Die DEGUWA wird nach besten Kräften ihre oben skizzierten Tätigkeiten und Vorhaben fortsetzen und intensivieren. Hierzu ist eine Vergrößerung der Mitgliederzahl und damit der potentiellen und faktischen Mitwirkenden dringend zu wünschen. Eine enorme Arbeitslast verteilt sich zur Zeit auf nur wenige Schultern.
Die Schwerpunkte der Arbeit werden weiterhin mit den Begriffen Aufklärung, Ausbildung, Forschung, Zusammenarbeit und Austausch sowie technische Entwicklung benennbar sein. Auf längere Sicht kann aber eine private Gesellschaft nicht sämtliche nötigen Aufgaben der Unterwasserarchäologie allein bewältigen. Technisch aufwendige, über Jahre gehende Grabungsprojekte lassen sich nicht ausschließlich mit unbezahlten - die meisten Kosten selbst tragenden - Freiwilligen zuverlässig planen und aufrecht erhalten. Hierzu bedarf es vielmehr eines festen Stammes an Mitarbeitern. Deshalb sollte die Schaffung eines Forschungsinstitutes auf Bundesebene ins Auge gefasst werden, das entweder völlig unabhängig oder Teil einer schon bestehenden Einrichtung - etwa des Deutschen Archäologischen Institutes oder der Max-Planck-Gesellschaft - sein könnte. Diesem würde hauptsächlich die Grundlagenforschung und die Arbeit in Gewässern außerhalb Deutschlands zufallen. Darüber hinaus sollten die Bundesländer Abteilungen für Unterwasserarchäologie bei der Bodendenkmalpflege einrichten. Für die Lehre wäre am besten gesorgt, wenn sie nach dem interdisziplinär geprägten schwedischen Modell angelegt und in mindestens je einer nord- und süddeutschen Universität installiert würde. Die DEGUWA würde durch solche Institutionen keineswegs überflüssig, sondern könnte ihre Fördertätigkeit sogar noch erheblich verstärken und gezielter einsetzen.

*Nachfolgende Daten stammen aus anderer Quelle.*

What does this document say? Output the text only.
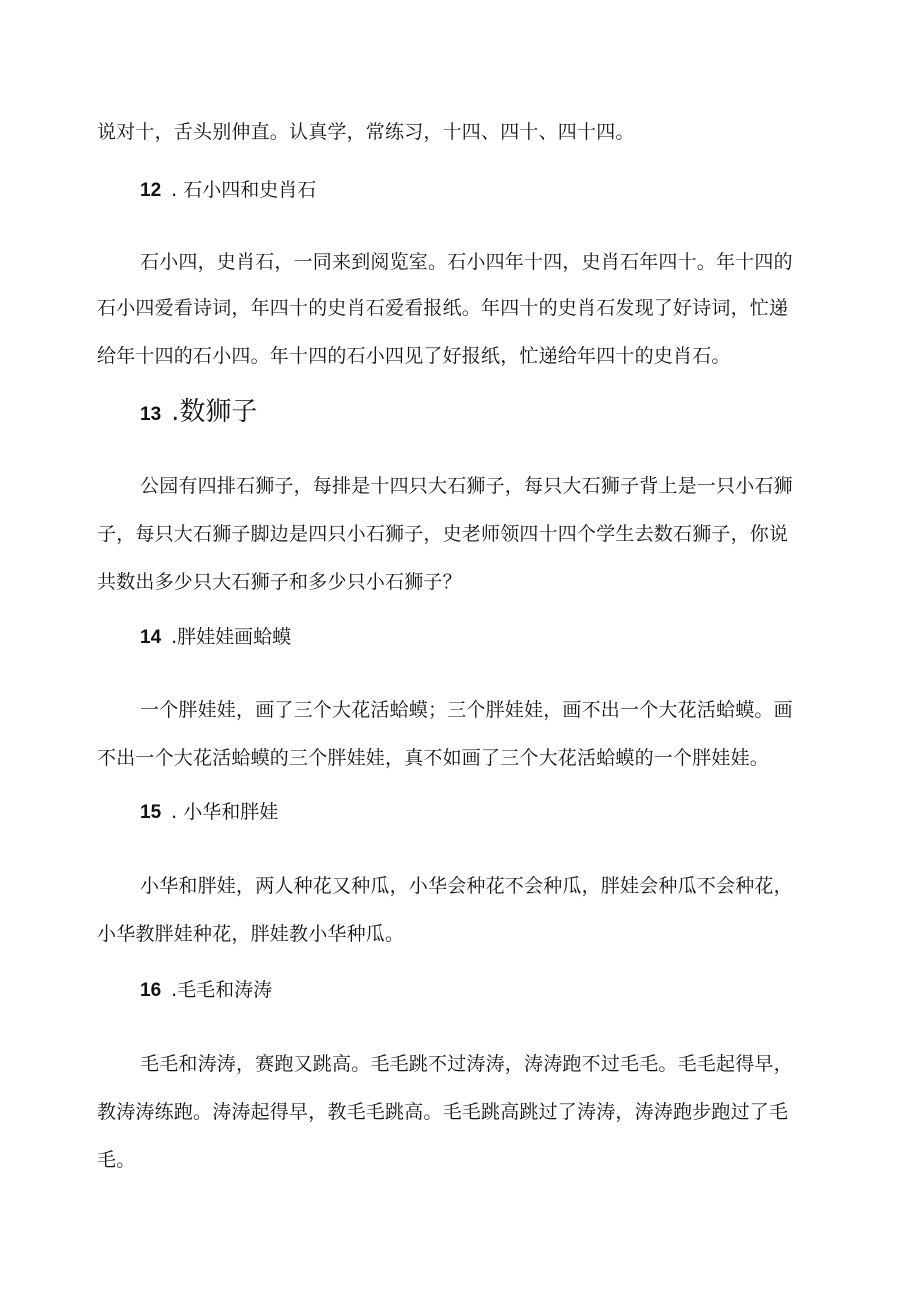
说对十，舌头别伸直。认真学，常练习，十四、四十、四十四。
12 . 石小四和史肖石
石小四，史肖石，一同来到阅览室。石小四年十四，史肖石年四十。年十四的
石小四爱看诗词，年四十的史肖石爱看报纸。年四十的史肖石发现了好诗词，忙递
给年十四的石小四。年十四的石小四见了好报纸，忙递给年四十的史肖石。
13 .数狮子
公园有四排石狮子，每排是十四只大石狮子，每只大石狮子背上是一只小石狮
子，每只大石狮子脚边是四只小石狮子，史老师领四十四个学生去数石狮子，你说
共数出多少只大石狮子和多少只小石狮子？
14 .胖娃娃画蛤蟆
一个胖娃娃，画了三个大花活蛤蟆；三个胖娃娃，画不出一个大花活蛤蟆。画
不出一个大花活蛤蟆的三个胖娃娃，真不如画了三个大花活蛤蟆的一个胖娃娃。
15 . 小华和胖娃
小华和胖娃，两人种花又种瓜，小华会种花不会种瓜，胖娃会种瓜不会种花，
小华教胖娃种花，胖娃教小华种瓜。
16 .毛毛和涛涛
毛毛和涛涛，赛跑又跳高。毛毛跳不过涛涛，涛涛跑不过毛毛。毛毛起得早，
教涛涛练跑。涛涛起得早，教毛毛跳高。毛毛跳高跳过了涛涛，涛涛跑步跑过了毛
毛。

Bei der augenblicklichen Finanzlage ist freilich mit den vorgeschlagenen Einrichtungen in naher Zukunft nicht zu rechnen. Da die Zeit drängt und schnell gehandelt werden muss, wenn nicht unschätzbare wissenschaftliche Werte - insbesondere an den Ostseeküsten - für immer verloren gehen sollen, wäre es wünschenswert, dass die DEGUWA von öffentlicher wie privater Seite die größtmögliche Unterstützung ihrer Arbeit erführe.